Il ne leur reste qu'une semaine. Une semaine pour éviter une défaite historique et faire en sorte que la Saxe et la Thuringe ne succombent pas aux sirènes de l'extrême droite. Alors, dans ces Länder de l'est de l'Allemagne où se dérouleront des élections régionales dimanche prochain, les opposants de l'AfD s'organisent. Et aujourd'hui, cela passe par de grandes manifestations contre le parti xénophobe. La mobilisation devrait être importante à Leipzig et à Dresde, les deux métropoles saxonnes où, en cette fin de campagne, l'AfD recule très légèrement au profit de la CDU, la droite conservatrice.
En revanche, dans la petite Thuringe voisine (2,1 millions d'habitants), les artisans du front républicain ne cachent pas leur découragement.

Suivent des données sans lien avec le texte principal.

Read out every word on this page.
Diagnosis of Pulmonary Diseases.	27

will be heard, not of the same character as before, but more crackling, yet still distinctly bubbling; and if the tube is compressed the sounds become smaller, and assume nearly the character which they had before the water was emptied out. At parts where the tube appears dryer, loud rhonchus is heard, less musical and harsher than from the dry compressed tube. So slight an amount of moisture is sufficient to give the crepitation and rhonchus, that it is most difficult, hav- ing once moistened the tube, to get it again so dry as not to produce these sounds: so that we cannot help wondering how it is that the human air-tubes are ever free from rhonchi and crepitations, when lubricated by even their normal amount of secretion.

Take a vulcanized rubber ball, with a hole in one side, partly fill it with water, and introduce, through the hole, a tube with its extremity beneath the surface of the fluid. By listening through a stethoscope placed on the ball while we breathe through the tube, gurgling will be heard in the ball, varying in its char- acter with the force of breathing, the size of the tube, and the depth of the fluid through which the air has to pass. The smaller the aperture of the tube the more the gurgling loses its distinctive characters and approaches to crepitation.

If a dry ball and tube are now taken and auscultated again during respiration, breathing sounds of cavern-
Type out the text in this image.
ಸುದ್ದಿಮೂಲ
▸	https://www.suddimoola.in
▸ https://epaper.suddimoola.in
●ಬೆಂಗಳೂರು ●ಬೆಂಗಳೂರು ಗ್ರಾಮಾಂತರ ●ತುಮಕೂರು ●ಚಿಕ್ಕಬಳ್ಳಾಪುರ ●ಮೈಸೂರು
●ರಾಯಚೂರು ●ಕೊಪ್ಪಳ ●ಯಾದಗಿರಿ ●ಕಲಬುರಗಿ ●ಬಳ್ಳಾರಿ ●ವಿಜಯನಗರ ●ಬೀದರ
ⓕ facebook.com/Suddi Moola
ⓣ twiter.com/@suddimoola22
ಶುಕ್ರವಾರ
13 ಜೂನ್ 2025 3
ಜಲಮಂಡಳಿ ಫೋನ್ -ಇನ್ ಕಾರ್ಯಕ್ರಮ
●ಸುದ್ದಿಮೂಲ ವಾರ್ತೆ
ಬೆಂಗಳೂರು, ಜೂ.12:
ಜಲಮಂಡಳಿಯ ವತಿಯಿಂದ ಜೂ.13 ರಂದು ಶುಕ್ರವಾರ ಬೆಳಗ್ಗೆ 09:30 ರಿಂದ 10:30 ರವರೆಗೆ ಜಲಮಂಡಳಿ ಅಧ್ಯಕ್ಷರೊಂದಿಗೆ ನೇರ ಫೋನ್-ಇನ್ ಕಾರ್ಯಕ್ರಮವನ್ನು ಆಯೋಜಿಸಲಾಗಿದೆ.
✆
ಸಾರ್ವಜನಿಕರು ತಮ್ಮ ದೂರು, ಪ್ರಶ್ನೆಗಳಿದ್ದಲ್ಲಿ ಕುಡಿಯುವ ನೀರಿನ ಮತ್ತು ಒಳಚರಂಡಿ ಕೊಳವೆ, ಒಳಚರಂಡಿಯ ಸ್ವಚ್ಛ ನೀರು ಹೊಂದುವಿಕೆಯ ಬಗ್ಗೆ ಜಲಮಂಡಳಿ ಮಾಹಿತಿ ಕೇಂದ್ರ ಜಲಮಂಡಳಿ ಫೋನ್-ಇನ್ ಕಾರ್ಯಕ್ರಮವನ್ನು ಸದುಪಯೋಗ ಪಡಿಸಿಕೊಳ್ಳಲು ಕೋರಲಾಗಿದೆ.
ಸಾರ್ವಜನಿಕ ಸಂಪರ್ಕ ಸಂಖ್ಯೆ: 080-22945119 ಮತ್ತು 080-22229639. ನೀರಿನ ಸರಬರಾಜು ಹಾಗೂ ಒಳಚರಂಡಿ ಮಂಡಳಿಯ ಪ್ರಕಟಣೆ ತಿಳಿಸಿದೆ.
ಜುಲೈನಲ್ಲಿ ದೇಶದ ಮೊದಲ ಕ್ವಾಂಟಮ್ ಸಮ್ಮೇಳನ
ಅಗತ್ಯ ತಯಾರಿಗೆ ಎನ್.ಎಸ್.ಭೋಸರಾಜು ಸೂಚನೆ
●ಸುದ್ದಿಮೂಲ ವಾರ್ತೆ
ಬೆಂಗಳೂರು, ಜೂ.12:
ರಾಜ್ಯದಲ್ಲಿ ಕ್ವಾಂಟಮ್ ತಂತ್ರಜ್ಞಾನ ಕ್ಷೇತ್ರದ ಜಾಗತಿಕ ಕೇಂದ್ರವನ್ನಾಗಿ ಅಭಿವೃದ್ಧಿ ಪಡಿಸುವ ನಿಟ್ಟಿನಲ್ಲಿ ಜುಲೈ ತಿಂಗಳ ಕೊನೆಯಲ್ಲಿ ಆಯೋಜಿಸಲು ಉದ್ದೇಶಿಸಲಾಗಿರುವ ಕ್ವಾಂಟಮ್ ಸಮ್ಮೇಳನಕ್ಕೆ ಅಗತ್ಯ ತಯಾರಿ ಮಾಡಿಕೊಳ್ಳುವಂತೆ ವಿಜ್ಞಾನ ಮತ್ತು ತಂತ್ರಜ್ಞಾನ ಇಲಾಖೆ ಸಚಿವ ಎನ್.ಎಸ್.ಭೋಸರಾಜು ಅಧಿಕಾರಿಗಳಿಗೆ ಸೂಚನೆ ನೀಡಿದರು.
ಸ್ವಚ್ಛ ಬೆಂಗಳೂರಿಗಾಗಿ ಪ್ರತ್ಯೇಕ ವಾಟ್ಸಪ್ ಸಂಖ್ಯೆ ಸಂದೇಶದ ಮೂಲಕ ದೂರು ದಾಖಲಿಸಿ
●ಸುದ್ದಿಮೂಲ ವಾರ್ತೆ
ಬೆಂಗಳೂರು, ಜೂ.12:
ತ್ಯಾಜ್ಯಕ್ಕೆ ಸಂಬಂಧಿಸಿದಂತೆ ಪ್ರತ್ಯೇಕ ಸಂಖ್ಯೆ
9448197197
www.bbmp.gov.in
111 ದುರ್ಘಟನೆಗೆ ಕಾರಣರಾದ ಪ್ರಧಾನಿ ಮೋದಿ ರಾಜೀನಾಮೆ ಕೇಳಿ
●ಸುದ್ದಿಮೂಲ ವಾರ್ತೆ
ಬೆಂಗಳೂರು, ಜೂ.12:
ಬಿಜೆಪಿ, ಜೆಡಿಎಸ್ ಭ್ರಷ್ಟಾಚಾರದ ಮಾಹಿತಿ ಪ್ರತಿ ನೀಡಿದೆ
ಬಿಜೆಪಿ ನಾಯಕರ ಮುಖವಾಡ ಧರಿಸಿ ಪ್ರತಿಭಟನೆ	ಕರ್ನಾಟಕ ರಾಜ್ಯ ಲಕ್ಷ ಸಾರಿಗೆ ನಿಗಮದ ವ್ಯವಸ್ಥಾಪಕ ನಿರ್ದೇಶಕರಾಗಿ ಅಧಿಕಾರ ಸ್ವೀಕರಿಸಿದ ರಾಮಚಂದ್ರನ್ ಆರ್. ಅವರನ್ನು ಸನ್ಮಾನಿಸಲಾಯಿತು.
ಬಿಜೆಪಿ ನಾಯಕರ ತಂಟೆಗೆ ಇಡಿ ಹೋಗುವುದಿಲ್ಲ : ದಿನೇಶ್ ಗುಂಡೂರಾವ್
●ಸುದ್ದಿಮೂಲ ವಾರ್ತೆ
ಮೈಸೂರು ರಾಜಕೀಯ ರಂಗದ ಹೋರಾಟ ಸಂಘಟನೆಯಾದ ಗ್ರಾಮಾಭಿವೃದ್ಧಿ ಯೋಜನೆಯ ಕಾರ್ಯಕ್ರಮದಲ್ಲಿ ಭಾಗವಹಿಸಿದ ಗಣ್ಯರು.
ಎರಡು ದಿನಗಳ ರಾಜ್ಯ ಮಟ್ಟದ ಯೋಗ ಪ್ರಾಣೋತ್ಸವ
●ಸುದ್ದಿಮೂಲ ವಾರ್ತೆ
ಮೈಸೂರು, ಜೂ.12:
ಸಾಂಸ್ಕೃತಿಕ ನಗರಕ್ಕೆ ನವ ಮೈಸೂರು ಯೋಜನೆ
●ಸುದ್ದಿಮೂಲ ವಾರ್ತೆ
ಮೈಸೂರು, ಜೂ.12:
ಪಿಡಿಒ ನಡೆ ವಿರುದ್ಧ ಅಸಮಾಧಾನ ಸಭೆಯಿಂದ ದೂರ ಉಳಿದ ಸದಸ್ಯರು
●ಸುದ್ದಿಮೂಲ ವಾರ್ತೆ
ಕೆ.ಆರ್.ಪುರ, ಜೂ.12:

Dans cette région au cœur de l'Allemagne, dont les forêts ont façonné l'imaginaire populaire germanique et dont les petites villes (Eisenach, Erfurt, Weimar, Iéna...) ont fait la grande Histoire, l'AfD s'est infiltré jusqu'au « cœur de la société », explique l'historien Ilko-Sascha Kowalczuk.
Le discours de l'AfD de Thuringe est pourtant tellement radical, suffisamment en tout cas pour que le renseignement intérieur allemand place le mouvement sous surveillance. Il continue toutefois de caracoler en tête des sondages, à plus de 30 % des intentions de vote, laissant la CDU 7 points derrière. Le Land ne représente que 2,5 % de l'électorat allemand, mais la portée symbolique du scrutin est énorme. Il y a quatre-vingt-dix ans, c'est ce fief qui a accéléré l'arrivée au pouvoir de Hitler. Et puis, jamais depuis 1945, l'extrême droite n'a fini en tête d'une élection allemande.